December 16, 2020
Thank you for the opportunity to speak today on behalf of the National Center for Health Research. I am Dr. Meg Seymour, a senior fellow at the center. Our center analyzes scientific and medical data to provide objective health information to patients, health professionals, and policy makers. We do not accept funding from drug or medical device companies, so I have no conflicts of interest.
Today, the committee is asked to consider a new indication of spironolactone for heart failure with preserved ejection fraction (HFpEF). If approved, spironolactone may be the first product with an indication to improve outcomes in patients with HFpEF. However, as we have all read in the briefing materials, the trial failed to reach the prespecified primary endpoints. While the consideration for approval is not unprecedented in such cases, as FDA pointed out, it is unusual.

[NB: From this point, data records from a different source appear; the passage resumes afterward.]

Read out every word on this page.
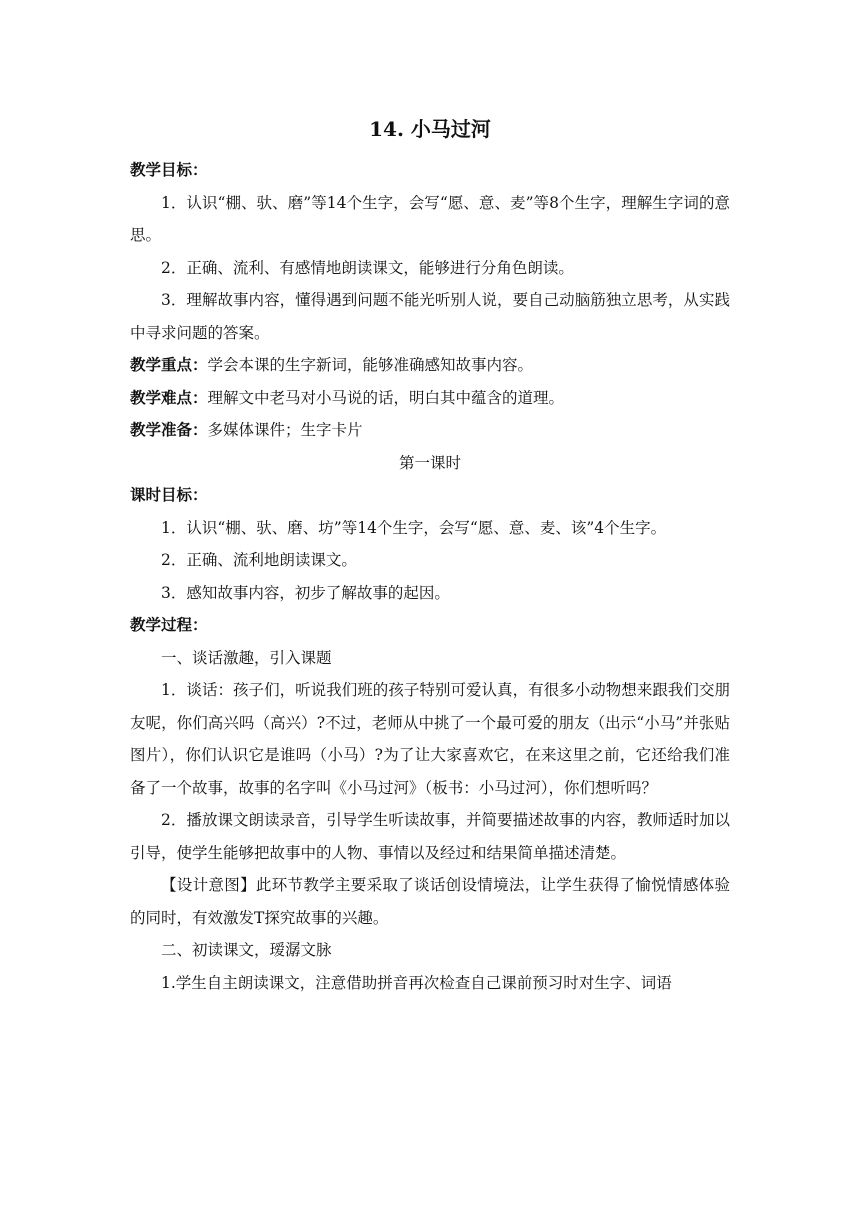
14. 小马过河

教学目标：

1．认识“棚、驮、磨”等14个生字，会写“愿、意、麦”等8个生字，理解生字词的意思。

2．正确、流利、有感情地朗读课文，能够进行分角色朗读。

3．理解故事内容，懂得遇到问题不能光听别人说，要自己动脑筋独立思考，从实践中寻求问题的答案。

教学重点：学会本课的生字新词，能够准确感知故事内容。

教学难点：理解文中老马对小马说的话，明白其中蕴含的道理。

教学准备：多媒体课件；生字卡片

第一课时

课时目标：

1．认识“棚、驮、磨、坊”等14个生字，会写“愿、意、麦、该”4个生字。

2．正确、流利地朗读课文。

3．感知故事内容，初步了解故事的起因。

教学过程：

一、谈话激趣，引入课题

1．谈话：孩子们，听说我们班的孩子特别可爱认真，有很多小动物想来跟我们交朋友呢，你们高兴吗（高兴）?不过，老师从中挑了一个最可爱的朋友（出示“小马”并张贴图片），你们认识它是谁吗（小马）?为了让大家喜欢它，在来这里之前，它还给我们准备了一个故事，故事的名字叫《小马过河》（板书：小马过河），你们想听吗？

2．播放课文朗读录音，引导学生听读故事，并简要描述故事的内容，教师适时加以引导，使学生能够把故事中的人物、事情以及经过和结果简单描述清楚。

【设计意图】此环节教学主要采取了谈话创设情境法，让学生获得了愉悦情感体验的同时，有效激发T探究故事的兴趣。

二、初读课文，瑷潺文脉

1.学生自主朗读课文，注意借助拼音再次检查自己课前预习时对生字、词语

That is not the only thing that is unusual about these data. The results varied widely between the two regions where the study was conducted. For example, the rate of the primary endpoint (cardiovascular death or hospitalization for HF) was 5.4-fold higher in the Americas. FDA stated that there are good reasons to be skeptical of accepting the TOPCAT results from the Americas. There is no precedent for excluding an entire region, rather than a single study site, especially when that region constitutes half of the study sample. Further, the lack of interaction by region means that it is not possible to conclude that the two regions are different enough to exclude half of the results.
The demographics of the study lead to further questions about the data. The sample populations from the two regions varied on numerous, crucial demographics, which complicates interpretation of the data and the question of data exclusion.
The bottom line: What is the risk of approving this indication if it might not work? What can be done to improve the quality of the data prior to FDA making a decision about whether or not to approve this indication?
The Cardiovascular and Renal Drugs Advisory Committee voted with 8 yes, 4 no, and 1 abstain on the question “Does the TOPCAT trial provide sufficient evidence to support ANY indication?”